I am looking for information about the figurative ceramics exhibited at the Paris Expo in 1925, the Exposition Internationale des arts décoratifs et industriels modernes, knowing that they were the height of fashion in the mid 1920s and being particularly interested in the Austrian exhibits. In Vienna, innovative ceramics were being made at the school of applied arts and the Weiner Werkstätte under the tutelage of Josef Hoffmann and Michael Powolny. Ceramics classes at the art school had a large female presence (as, incidentally, did the classes in London at the time at the Central School of Arts and Crafts) and extraordinary talents were emerging, inlcuding the figurative ceramists Susi Singer and Vally Wieselthier. Another of Powolny’s students was Lucie Rie (née Gomperz). It was surprising to find her collaborating in the making of a figure by Grete Salzer (above) that was entered in the Paris exhibition, so unlike any of Rie’s pottery made in either Vienna or London.

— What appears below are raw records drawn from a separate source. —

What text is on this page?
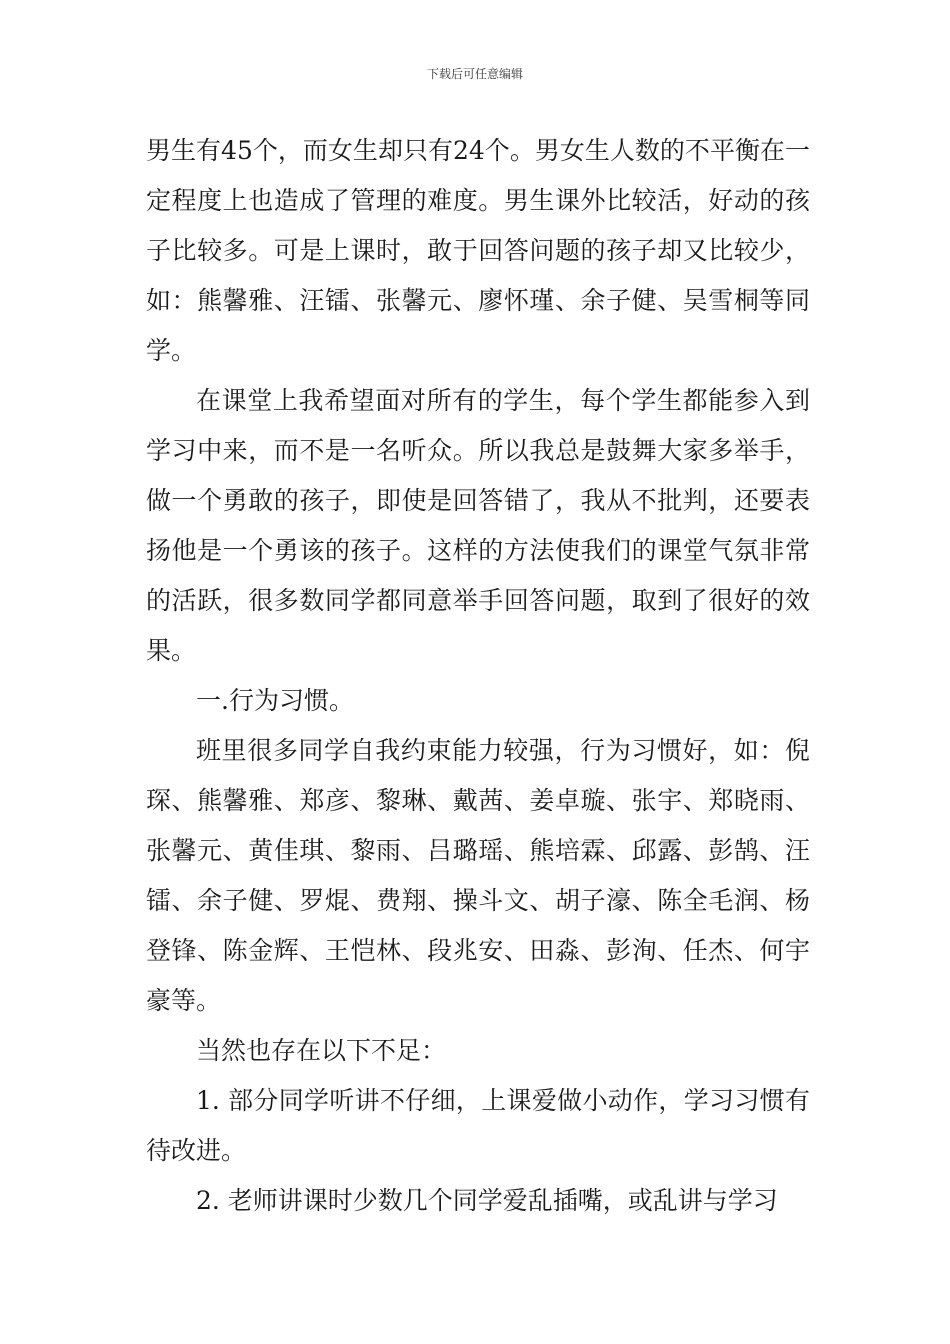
下载后可任意编辑

男生有45个，而女生却只有24个。男女生人数的不平衡在一定程度上也造成了管理的难度。男生课外比较活，好动的孩子比较多。可是上课时，敢于回答问题的孩子却又比较少，如：熊馨雅、汪镭、张馨元、廖怀瑾、余子健、吴雪桐等同学。

在课堂上我希望面对所有的学生，每个学生都能参入到学习中来，而不是一名听众。所以我总是鼓舞大家多举手，做一个勇敢的孩子，即使是回答错了，我从不批判，还要表扬他是一个勇该的孩子。这样的方法使我们的课堂气氛非常的活跃，很多数同学都同意举手回答问题，取到了很好的效果。

一.行为习惯。

班里很多同学自我约束能力较强，行为习惯好，如：倪琛、熊馨雅、郑彦、黎琳、戴茜、姜卓璇、张宇、郑晓雨、张馨元、黄佳琪、黎雨、吕璐瑶、熊培霖、邱露、彭鹄、汪镭、余子健、罗焜、费翔、操斗文、胡子濠、陈全毛润、杨登锋、陈金辉、王恺林、段兆安、田淼、彭洵、任杰、何宇豪等。

当然也存在以下不足：

1. 部分同学听讲不仔细，上课爱做小动作，学习习惯有待改进。

2. 老师讲课时少数几个同学爱乱插嘴，或乱讲与学习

Marshall, it is certainly different to her normal work. Have you seen her apartment reconstructed in the Furniture Museum in Vienna? As you know it was designed by her muse Ernst Plischke, taken to London when she fled the Nazis and brought back to Vienna when she died. Plischke was my wife’s honorary grandfather when they were both in New Zealand. Plischke’s family and my wife’s family were very close friends and Plischke’s wife’s granddaughter Frances Lang produced a superb photo essay about Lucie for The Independent.
LikeLike
That’s fascinating. I didn’t know that. Thanks for your comment, Richard.